Members of New York City’s Democratic Congressional delegation and Metropolitan Transportation Authority chief Joe Lhota gathered at Grand Central Terminal today to call on House Republicans to cease moving forward on a bill that would strip transit agencies across the country of needed funding.
“We have people shooting dice with the economy of the City and State of New York,” said Harlem Congressman Charlie Rangel, the dean of the New York delegation. He added that the bill was a cynical attempt to divide urban from rural America.
“There is no agenda that they have. Every time this issue comes up they try to take away. First just because it is the City of New York, and second, because they have a majority now, they are taking advantage of us.”
The federal transportation bill now making its way through the House of Representatives would shift the federal gas tax from being divided between highway projects and mass transit to being strictly for highways. Mass transportation funding would instead be subject to the regular appropriations process. The GOP bill seems unlikely to be approved since the whole House has yet to vote on it, the Senate is unlikely to go along and President Barack Obama seems likely to veto it. But Democrats seemed ready to use the measure as an electoral weapon against the GOP.

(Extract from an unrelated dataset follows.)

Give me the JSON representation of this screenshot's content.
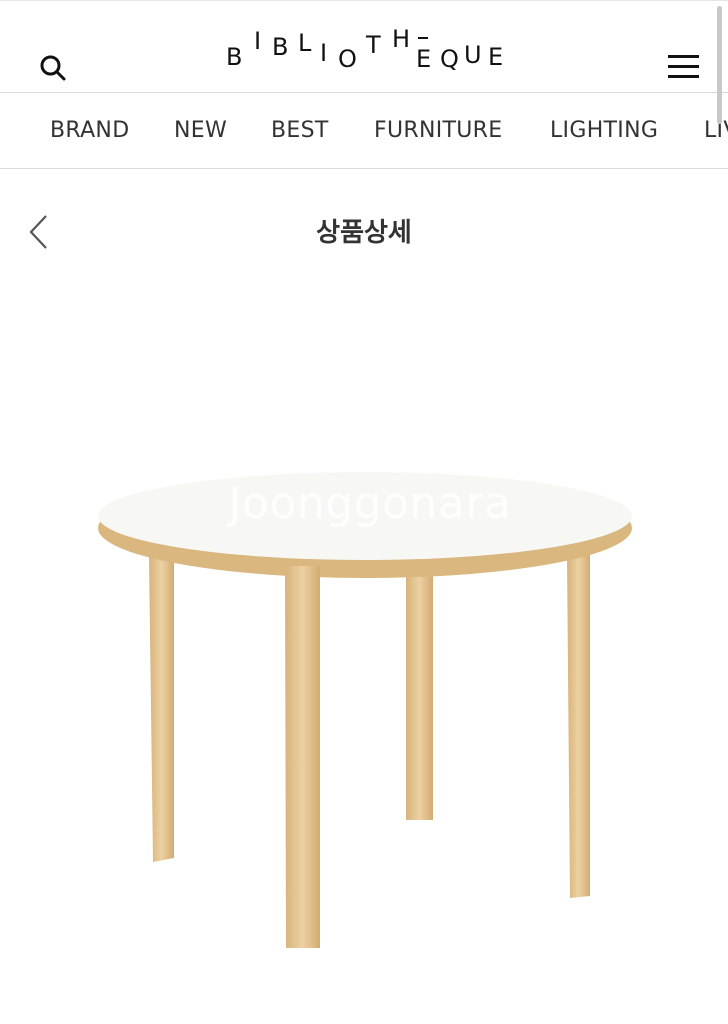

“I challenge any Republican who represents any urban area with a mass transit in the United States, any suburban area with a mass transit system in the United States to vote for this bill on the floor,” said Jerry Nadler. “This is a bill aimed like a dagger at the heart of city and suburban areas.”
“If your congressman votes for this bill, you should never have anything to do with him again,” Mr. Nadler said.
If passage seems unlikely, the Democrats gathered at Grand Central wanted to insure that the plan got no closer to reality.
“Like the New York Giants, this is a race we have to win in Congress,” said Carolyn Maloney of the East Side. “We have to reverse this Republican plan that would be so detrimental to our great city and to mass transit across the nation. The Republican plan is not even worth a warm bucket of asphalt.”
If the bill did pass, it would put at risk $1.7 billion in mass transit funding for the city of New York, and would hinder the city and state’s ability to make long term capital plans. Mr. Lhota said that it could impact a whole slew of MTA projects, including the redevelopment of the World Trade Center and the Second Ave Subway.
Policy makers on both sides of the aisle have long argued that gas taxes are not a sustainable way to pay for mass transit, since the funds are dependent on people driving, and can be affected new technologies such as higher mileage ratings for automobiles and more transit-friendly housing developments.